Si, à l’image de bien d’autres cinéastes roumains, Radu Muntean égratigne à plusieurs reprises son pays d’un humour noir bien corsé (Iordache, immigré en Suède, n’y survit que grâce à quelques heures de plonge et à la bienveillance d’Inga, une femme visiblement plus… âgée), il a tenu ici à resserrer son scénario sur l’échelle de l’intime. Le bonheur parfait n’existant pas, Muntean a qui plus est l’art de mettre le doigt là où ça fait mal. Malgré tous les serments, ne se marie-t-on pour le meilleur (l’amour, la tendresse, les enfants) et pour le pire (les belles mères, les mensonges, les insultes vachardes)? Chaque séquence réunissant Bogdan et Smarandra fonctionne de ce fait comme autant de grains de sable venant enrayer la mélodie du bonheur qui semble pourtant flotter au-dessus d’eux. Comme si ces deux-là s’étaient déjà engouffrés à leur insu sur la mauvaise pente de la vie à deux : lorsque les visages, fâchés, se crispent au moindre désaccord, à la moindre contrariété, et qu’il s’agit de défendre bec et ongle son bout de gras pour avoir raison. Parfois jusqu’à l’absurde. Poursuivre sa conjointe jusqu’aux toilettes pour avoir le dernier mot (!) nous a semblé être une technique d’intimidation particulièrement vicieuse.

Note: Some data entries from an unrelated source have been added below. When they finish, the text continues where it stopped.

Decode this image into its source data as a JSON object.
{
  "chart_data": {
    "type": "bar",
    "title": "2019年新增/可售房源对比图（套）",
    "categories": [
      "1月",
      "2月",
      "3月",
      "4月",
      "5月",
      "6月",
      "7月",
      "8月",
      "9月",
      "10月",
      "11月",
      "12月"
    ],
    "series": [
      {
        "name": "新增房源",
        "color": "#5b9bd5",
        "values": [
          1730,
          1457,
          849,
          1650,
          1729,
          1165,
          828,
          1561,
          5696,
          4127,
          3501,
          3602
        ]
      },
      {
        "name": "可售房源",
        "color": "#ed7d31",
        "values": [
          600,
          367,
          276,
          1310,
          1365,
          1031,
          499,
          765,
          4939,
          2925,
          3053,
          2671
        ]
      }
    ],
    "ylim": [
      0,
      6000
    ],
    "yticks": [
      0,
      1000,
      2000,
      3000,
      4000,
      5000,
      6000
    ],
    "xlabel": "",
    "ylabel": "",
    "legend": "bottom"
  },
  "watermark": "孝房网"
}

Lucide, Radu Muntean nous rappelle que le désir de faire un (le ciment du couple amoureux) se double d’une menace de désubjectivation. Visiblement mère au foyer, Smarandra paraît terrifiée à l’idée de se voir réduite au rang d’«épouse aigrie ». Optant pour la régression le temps d’une nuit, Bogdan/Boogie se pose lui aussi des questions d’image et d’accomplissement . Magistral moment de mise en scène, la dispute centrale du film laisse éclater cette fragilité identitaire tapie à l’intérieur de chacun. Le lendemain matin, chacun ravale sa fierté sans vraiment pardonner à l’autre. Le bonheur en famille peut néanmoins renaître. Après tout, se faire de scènes et se porter des coups bas n’est peut être qu’une règle nécessaire au jeu amoureux, « l’exercice d’un droit, la pratique d’un langage [commun]; qui veut dire : jamais toi sans moi ».